BUILDING THE NEW ROOM

 

At first, the floor-boards—pitted, 

slopped with paint, seemed worthless.

 

We pried them out, and found,

beneath the joists, stumps of old 

 

trees, hatchet-chopped and silvery

with age. Ruddy bark adhered 

 

to the roots. We had no choice but 

torque shoulders and knees 

 

into the crawl-space, to muster 

saws, shovels, crow-bars … to dig 

 

them out was sweaty, dirty work 

in sand the neighbor's cat claimed 

 

for his own.

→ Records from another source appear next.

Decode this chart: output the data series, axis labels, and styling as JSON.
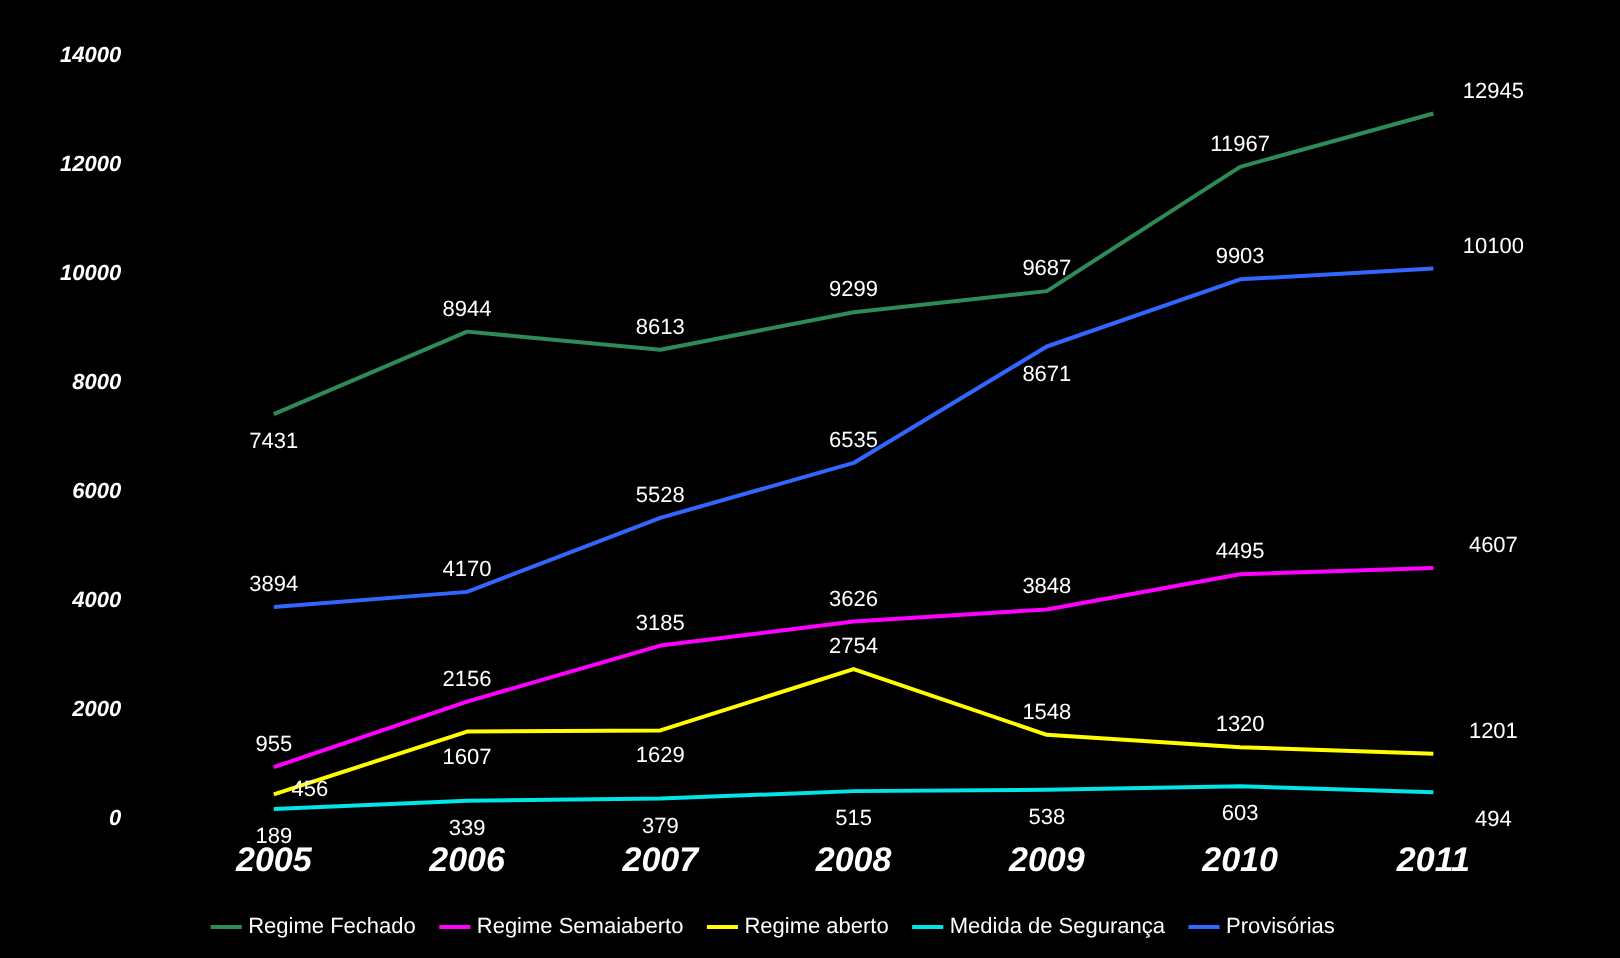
{
  "chart_data": {
    "type": "line",
    "categories": [
      "2005",
      "2006",
      "2007",
      "2008",
      "2009",
      "2010",
      "2011"
    ],
    "series": [
      {
        "name": "Regime Fechado",
        "color": "#2e8b57",
        "values": [
          7431,
          8944,
          8613,
          9299,
          9687,
          11967,
          12945
        ]
      },
      {
        "name": "Regime Semaiaberto",
        "color": "#ff00ff",
        "values": [
          955,
          2156,
          3185,
          3626,
          3848,
          4495,
          4607
        ]
      },
      {
        "name": "Regime aberto",
        "color": "#ffff00",
        "values": [
          456,
          1607,
          1629,
          2754,
          1548,
          1320,
          1201
        ]
      },
      {
        "name": "Medida de Segurança",
        "color": "#00e5e5",
        "values": [
          189,
          339,
          379,
          515,
          538,
          603,
          494
        ]
      },
      {
        "name": "Provisórias",
        "color": "#3366ff",
        "values": [
          3894,
          4170,
          5528,
          6535,
          8671,
          9903,
          10100
        ]
      }
    ],
    "ylim": [
      0,
      14000
    ],
    "yticks": [
      0,
      2000,
      4000,
      6000,
      8000,
      10000,
      12000,
      14000
    ],
    "grid": false,
    "legend": "bottom",
    "marker": "none",
    "line_style": "solid",
    "data_labels": true
  }
}
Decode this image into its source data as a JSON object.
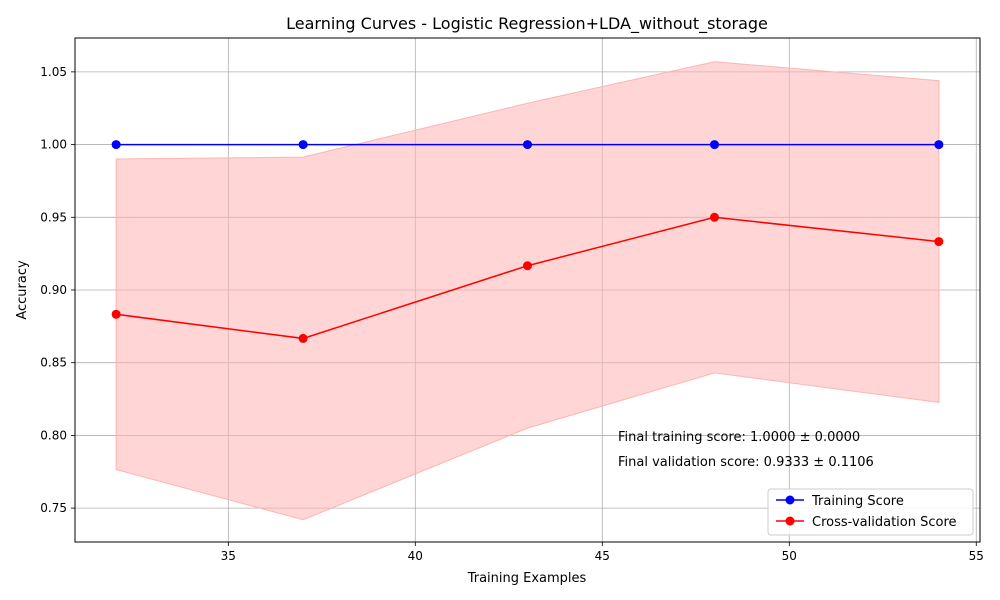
{
  "chart_data": {
    "type": "line",
    "title": "Learning Curves - Logistic Regression+LDA_without_storage",
    "xlabel": "Training Examples",
    "ylabel": "Accuracy",
    "xlim": [
      30.9,
      55.1
    ],
    "ylim": [
      0.7267,
      1.0733
    ],
    "x_ticks": [
      35,
      40,
      45,
      50,
      55
    ],
    "y_ticks": [
      0.75,
      0.8,
      0.85,
      0.9,
      0.95,
      1.0,
      1.05
    ],
    "x": [
      32,
      37,
      43,
      48,
      54
    ],
    "grid": true,
    "legend_position": "lower right",
    "series": [
      {
        "name": "Training Score",
        "color": "#0000ff",
        "marker": "circle",
        "values": [
          1.0,
          1.0,
          1.0,
          1.0,
          1.0
        ]
      },
      {
        "name": "Cross-validation Score",
        "color": "#ff0000",
        "marker": "circle",
        "values": [
          0.8833,
          0.8667,
          0.9167,
          0.95,
          0.9333
        ],
        "band_lower": [
          0.7765,
          0.742,
          0.805,
          0.843,
          0.8227
        ],
        "band_upper": [
          0.9901,
          0.9914,
          1.0284,
          1.057,
          1.0439
        ],
        "band_color": "#ffb3b3"
      }
    ],
    "annotations": [
      "Final training score: 1.0000 ± 0.0000",
      "Final validation score: 0.9333 ± 0.1106"
    ]
  }
}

Litany of vapor seals

and fiberglass, the squeal of screw 

 

in ply.... when we planed the shabby

boards, hardened gobs of white 

 

lead, wrinkled paint florets, 

enduring layers of varnish flew 

 

off in a shower of acrid dust, 

leaving some dimpled planks 

 

clear—others, traced with flourishes 

of a green stain that now in 

 

the new-laid floor sings 

the lineage of reclaimed wood.

 

Kathryn Weld is Professor of Mathematics at Manhattan College. A finalist for the Gearhardt Poetry prize and the Marica and Jan Vilcek Prize for Poetry, her poems have appeared in journals such as Midwest Review, Southeast Literary Review, and Bellevue Literary Review.